In celebration of Father’s Day, I’m listing the top 4 money advice my dad gave me growing up:

 

Spend some, save some

When I was a kid, my dad gave me a daily allowance of 4,000 L.L (maybe nowadays this number is ridiculous, but for a kid in the 90’s it did A LOT). Well practically, my daily allowance was 3,500 L.L as he always kept 500 L.L in my piggy bank. I never understood why he would take it away and not just give it to me on the spot until we started buying a box of Kinder Surprise (nostalgia, I know) at the end of each month. Then I understood, I was able to afford a box of dreams just because I spent some, saved some.

 

Invest your earnings

Growing up, I had a knack for Pokemon Cards. The thing about Pokemon boxes is that you don’t get to choose what cards you get, so you need to be consistent in buying them to increase your odds of getting the rare ones; this was my investment. My dad was my broker; every time we were next to the shop, he would ask me if I would like to invest in my card collection; and I did. As a full-grown adult (still collecting Pokemon Cards) I now have around triple my money’s worth because of my dad’s genius small increment investing plan.

 

Plan ahead

Strict dads like mine are very familiar with the “if you go out tonight, you can’t tomorrow” rule. It’s irrational, impractical, annoying, but it did teach us bratty kids to think days ahead. We had to learn to evaluate, analyze, and prioritize our options; we also had to learn to constantly look at the future ahead. Today, I come and go as I please, but I still apply this mentality in my big spending decisions. Every time I’m making a spending decision I ask myself: do I need to buy this now? Is there something cooler I can buy if I save up? Where does this fall in my priority list? (I carry a list called “Things I Need to Buy”, shabby name but it works).

 

Budget what you spend

My dad is not tech savvy; it’s a fact. Every time I came back home from being out all day he used to ask me about how much money I spent and how much I had left. It was always a struggle for me to remember everything and that’s exactly why he insisted I had an answer. Tracking what you spend is one of the most crucial habits one should develop; it gives you clarity over your purchasing patterns and helps you change them. Today my dad stopped asking about my spending, I now have the ultimate personal spending tracker finger tips away.

 

Look out for opportunities

When our internet was still dial-up, I remember my dad saying “Kid, there’s going to be a company called Facebook one day, when that happens invest in it”. He was kind of a psychic.

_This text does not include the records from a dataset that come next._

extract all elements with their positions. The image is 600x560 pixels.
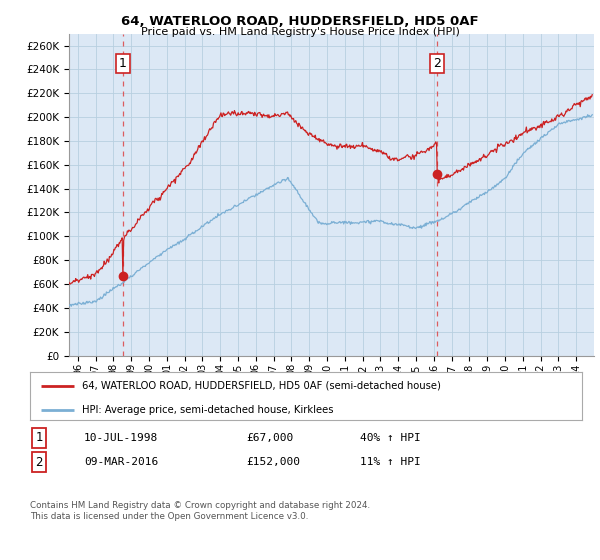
Text: 2: 2 xyxy=(433,57,441,70)
Text: 64, WATERLOO ROAD, HUDDERSFIELD, HD5 0AF: 64, WATERLOO ROAD, HUDDERSFIELD, HD5 0AF xyxy=(121,15,479,27)
Text: 40% ↑ HPI: 40% ↑ HPI xyxy=(360,433,421,443)
Text: 11% ↑ HPI: 11% ↑ HPI xyxy=(360,457,421,467)
Text: 1: 1 xyxy=(119,57,127,70)
Text: Price paid vs. HM Land Registry's House Price Index (HPI): Price paid vs. HM Land Registry's House … xyxy=(140,27,460,37)
Text: 64, WATERLOO ROAD, HUDDERSFIELD, HD5 0AF (semi-detached house): 64, WATERLOO ROAD, HUDDERSFIELD, HD5 0AF… xyxy=(82,381,442,391)
Text: £67,000: £67,000 xyxy=(246,433,293,443)
Text: 1: 1 xyxy=(35,431,43,445)
Text: Contains HM Land Registry data © Crown copyright and database right 2024.
This d: Contains HM Land Registry data © Crown c… xyxy=(30,501,370,521)
Text: 10-JUL-1998: 10-JUL-1998 xyxy=(84,433,158,443)
Text: £152,000: £152,000 xyxy=(246,457,300,467)
Text: 09-MAR-2016: 09-MAR-2016 xyxy=(84,457,158,467)
Text: HPI: Average price, semi-detached house, Kirklees: HPI: Average price, semi-detached house,… xyxy=(82,404,334,414)
Text: 2: 2 xyxy=(35,455,43,469)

My dad could not have possibly said that, or predicted Facebook, true. But he always reminded me to look for good investment opportunities, and he always said: invest in what looks promising; no matter how small it is, it will be bigger tomorrow.

 

Fathers will keep on teaching us invaluable lessons that save our lives, our time, and our money. Don’t forget to hug and thank your father on this day (maybe buy him something nice with your savings).